Westwood Police Chief Michael Pontillo says a 46-year-old resident owes his life to quick-thinking officers and good Samaritans after the man took a harrowing body blow from a passing commuter train April 12 at 8:15 p.m.
Investigators said the victim, walking east on Washington Avenue at Broadway, was drunk as rain fell. He reportedly ducked beneath the lowered crossing gate. Had he not stumbled he might have escaped injury. As it was, the crush of metal left him with a major pelvic injury, bleeding heavily, and knocked unconscious.
Pontillo credited Sgt. Scott McNiff and officers Joe Cottone, John Svenda, Greg Dorfman, and Samuel Ross Mann for their expert response.

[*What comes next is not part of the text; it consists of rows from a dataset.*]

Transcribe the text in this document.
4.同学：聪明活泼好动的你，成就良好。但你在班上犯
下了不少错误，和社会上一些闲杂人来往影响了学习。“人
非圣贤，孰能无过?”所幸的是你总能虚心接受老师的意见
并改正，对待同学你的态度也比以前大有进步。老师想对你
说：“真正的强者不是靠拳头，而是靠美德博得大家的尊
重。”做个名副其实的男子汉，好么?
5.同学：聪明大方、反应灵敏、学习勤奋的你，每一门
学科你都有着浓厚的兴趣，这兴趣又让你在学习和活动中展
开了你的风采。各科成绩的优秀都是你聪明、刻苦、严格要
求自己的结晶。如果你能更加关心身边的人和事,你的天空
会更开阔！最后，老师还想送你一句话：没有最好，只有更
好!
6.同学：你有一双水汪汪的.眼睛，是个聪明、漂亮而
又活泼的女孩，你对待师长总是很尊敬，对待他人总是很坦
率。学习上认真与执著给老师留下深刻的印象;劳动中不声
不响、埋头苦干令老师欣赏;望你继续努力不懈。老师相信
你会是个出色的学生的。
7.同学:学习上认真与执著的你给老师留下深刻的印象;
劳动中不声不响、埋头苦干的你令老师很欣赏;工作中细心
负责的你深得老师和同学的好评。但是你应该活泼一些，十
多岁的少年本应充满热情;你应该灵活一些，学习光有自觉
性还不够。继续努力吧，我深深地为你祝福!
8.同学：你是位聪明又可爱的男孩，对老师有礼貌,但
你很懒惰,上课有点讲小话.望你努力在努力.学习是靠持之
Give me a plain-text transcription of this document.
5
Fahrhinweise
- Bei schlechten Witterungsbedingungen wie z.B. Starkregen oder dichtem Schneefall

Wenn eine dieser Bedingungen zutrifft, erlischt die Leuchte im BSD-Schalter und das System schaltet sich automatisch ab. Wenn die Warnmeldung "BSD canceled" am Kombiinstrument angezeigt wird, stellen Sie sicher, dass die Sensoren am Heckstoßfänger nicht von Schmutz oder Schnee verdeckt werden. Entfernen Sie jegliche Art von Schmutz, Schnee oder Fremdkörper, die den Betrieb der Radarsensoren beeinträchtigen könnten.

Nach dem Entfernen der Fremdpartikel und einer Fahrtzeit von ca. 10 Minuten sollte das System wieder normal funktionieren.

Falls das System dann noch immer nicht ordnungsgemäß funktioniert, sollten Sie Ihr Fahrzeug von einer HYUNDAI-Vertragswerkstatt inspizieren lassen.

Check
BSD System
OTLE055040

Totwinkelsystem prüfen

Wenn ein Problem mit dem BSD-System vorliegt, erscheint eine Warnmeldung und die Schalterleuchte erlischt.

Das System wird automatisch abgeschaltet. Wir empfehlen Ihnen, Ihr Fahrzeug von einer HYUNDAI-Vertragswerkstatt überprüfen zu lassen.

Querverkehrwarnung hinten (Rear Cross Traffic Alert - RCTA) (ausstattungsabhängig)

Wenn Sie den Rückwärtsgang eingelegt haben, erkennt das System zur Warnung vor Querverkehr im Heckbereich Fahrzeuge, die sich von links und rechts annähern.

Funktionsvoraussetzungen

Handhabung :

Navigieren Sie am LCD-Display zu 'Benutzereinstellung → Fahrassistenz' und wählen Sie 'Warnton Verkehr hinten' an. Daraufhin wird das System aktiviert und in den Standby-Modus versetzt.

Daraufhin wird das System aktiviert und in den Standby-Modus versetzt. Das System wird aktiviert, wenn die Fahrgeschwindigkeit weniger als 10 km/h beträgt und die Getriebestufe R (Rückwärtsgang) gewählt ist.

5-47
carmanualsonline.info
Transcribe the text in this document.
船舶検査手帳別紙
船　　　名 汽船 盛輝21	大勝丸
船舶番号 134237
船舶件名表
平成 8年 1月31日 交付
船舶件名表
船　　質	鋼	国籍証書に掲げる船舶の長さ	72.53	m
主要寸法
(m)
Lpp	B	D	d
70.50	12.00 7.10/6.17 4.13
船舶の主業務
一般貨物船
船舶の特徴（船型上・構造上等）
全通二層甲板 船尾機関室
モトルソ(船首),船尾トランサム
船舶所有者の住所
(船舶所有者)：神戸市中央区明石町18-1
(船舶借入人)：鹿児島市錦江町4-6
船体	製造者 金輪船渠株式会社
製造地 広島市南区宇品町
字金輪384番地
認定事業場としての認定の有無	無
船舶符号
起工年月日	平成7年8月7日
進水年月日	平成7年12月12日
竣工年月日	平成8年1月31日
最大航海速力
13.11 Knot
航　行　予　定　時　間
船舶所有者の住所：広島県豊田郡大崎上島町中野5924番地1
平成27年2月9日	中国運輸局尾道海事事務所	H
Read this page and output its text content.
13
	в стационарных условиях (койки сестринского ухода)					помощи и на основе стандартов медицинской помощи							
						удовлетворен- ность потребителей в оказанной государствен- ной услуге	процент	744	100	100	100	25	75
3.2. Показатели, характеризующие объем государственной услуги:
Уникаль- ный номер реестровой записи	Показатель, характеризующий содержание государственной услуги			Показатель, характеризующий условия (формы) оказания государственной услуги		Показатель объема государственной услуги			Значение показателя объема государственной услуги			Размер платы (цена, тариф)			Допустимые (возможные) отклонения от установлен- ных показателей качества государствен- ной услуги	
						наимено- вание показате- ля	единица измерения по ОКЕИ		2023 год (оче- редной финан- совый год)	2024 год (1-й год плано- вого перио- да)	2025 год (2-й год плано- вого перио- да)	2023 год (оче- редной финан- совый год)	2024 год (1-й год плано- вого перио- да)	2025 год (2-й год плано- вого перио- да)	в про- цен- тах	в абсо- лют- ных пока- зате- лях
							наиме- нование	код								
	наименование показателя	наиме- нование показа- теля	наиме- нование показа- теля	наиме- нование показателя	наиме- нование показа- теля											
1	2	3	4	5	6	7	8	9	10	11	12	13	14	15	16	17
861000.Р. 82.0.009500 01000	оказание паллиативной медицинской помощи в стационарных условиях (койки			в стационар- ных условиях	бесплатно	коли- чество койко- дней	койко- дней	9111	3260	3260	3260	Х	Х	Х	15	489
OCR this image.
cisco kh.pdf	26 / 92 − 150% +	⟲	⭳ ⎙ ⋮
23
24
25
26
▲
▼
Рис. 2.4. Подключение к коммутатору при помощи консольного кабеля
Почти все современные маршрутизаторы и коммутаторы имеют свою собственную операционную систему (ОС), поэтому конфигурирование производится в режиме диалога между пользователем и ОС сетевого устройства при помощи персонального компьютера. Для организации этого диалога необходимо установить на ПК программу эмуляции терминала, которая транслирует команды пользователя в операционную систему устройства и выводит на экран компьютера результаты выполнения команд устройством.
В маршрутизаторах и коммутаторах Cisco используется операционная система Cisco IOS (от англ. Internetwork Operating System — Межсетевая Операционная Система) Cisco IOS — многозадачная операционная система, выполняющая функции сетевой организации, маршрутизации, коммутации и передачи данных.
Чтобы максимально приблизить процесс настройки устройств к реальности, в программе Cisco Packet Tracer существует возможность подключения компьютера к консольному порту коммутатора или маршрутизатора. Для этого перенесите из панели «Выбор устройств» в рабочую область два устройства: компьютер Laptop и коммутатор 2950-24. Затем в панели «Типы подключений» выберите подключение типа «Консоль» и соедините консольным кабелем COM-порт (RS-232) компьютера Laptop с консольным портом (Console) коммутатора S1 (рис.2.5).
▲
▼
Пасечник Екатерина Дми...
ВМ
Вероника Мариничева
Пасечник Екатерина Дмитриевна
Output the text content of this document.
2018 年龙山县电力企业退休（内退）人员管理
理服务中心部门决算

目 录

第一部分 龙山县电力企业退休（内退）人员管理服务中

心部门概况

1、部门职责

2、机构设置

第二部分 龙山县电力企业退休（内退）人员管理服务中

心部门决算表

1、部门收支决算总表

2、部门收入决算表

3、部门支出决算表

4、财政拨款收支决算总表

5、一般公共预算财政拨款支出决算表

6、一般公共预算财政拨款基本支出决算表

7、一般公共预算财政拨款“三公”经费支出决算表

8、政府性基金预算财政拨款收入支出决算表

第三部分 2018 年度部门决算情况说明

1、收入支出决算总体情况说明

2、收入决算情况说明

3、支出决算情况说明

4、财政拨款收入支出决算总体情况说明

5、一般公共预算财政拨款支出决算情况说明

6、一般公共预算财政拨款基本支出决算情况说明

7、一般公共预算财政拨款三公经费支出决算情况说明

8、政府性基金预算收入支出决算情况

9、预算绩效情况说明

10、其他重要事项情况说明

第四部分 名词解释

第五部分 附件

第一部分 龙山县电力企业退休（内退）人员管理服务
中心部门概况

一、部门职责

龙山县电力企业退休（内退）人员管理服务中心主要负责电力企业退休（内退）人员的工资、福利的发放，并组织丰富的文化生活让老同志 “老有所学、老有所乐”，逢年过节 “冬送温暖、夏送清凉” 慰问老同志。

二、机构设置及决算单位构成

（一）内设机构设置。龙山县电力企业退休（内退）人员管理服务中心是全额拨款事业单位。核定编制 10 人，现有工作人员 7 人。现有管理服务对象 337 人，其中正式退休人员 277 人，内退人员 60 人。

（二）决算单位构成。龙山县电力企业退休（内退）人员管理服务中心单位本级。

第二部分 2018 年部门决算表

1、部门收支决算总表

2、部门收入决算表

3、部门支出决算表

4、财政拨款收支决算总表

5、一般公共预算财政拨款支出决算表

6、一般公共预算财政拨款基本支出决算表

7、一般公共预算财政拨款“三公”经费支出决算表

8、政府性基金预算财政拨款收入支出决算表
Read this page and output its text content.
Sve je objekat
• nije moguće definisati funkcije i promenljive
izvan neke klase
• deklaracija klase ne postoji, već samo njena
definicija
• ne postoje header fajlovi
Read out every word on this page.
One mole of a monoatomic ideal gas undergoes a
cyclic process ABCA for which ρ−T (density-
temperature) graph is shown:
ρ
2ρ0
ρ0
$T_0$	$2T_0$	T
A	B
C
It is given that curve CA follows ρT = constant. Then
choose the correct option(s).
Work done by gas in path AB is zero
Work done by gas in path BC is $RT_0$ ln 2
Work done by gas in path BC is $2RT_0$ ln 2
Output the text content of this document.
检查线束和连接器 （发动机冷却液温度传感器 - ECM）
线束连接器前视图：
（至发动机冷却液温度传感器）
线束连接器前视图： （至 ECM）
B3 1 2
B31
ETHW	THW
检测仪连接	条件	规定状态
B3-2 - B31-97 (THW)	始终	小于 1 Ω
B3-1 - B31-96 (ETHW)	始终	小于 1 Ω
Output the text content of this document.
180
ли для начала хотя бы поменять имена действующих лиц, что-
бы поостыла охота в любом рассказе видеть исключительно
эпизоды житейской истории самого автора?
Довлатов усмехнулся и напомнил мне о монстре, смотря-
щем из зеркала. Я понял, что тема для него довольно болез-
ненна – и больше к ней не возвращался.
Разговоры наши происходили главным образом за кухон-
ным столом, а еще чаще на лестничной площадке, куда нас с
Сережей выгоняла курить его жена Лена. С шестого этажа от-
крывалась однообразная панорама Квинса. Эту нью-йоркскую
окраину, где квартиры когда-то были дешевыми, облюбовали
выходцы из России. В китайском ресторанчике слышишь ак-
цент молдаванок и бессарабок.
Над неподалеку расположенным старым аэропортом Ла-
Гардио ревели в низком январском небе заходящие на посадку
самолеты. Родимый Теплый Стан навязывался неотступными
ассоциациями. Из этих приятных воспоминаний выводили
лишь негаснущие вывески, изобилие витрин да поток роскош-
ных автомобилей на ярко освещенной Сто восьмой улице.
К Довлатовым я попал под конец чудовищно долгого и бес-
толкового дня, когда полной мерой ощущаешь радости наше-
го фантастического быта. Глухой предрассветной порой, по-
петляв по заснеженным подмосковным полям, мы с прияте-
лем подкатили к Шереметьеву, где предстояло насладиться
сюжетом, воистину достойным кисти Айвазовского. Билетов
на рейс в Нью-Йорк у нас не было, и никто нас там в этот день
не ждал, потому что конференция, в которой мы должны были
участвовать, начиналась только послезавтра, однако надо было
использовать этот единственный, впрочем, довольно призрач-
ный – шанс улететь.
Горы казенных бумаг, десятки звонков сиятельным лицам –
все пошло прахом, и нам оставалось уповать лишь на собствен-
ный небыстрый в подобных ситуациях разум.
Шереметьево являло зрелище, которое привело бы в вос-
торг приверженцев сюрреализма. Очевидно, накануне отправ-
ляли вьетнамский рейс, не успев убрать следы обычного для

A published report said Edson Zarte of Passaic witnessed the incident and tried using a belt as a tourniquet while nurse practitioner Judy Haystrand of Westwood conducted CPR as police arrived.
The report said the officers took over compressions, controlled the victim’s bleeding, and readied a defibrillator and other emergency equipment.
Pontillo reported that after about 30 thrusts the man regained consciousness. EMTs took him to Hackensack University Medical Center.
NJ Transit spokeswoman Kate Thompson told Pascack Press that the train had departed, with 50 passengers and crew aboard, from Hoboken at 7:21 p.m. and was scheduled to arrive in Spring Valley at 8:40.
Rail service was suspended until approximately 10 p.m. over what the rail service calls a “passenger strike.”
In July 2018, an 87-year-old borough man, George Koury, was struck and killed by a NJ Transit passenger train in Westwood during an overnight thunderstorm.
He was hit by the Pascack Valley Line train carrying a dozen or so souls at Broadway and Irvington Street just after 1:30 a.m.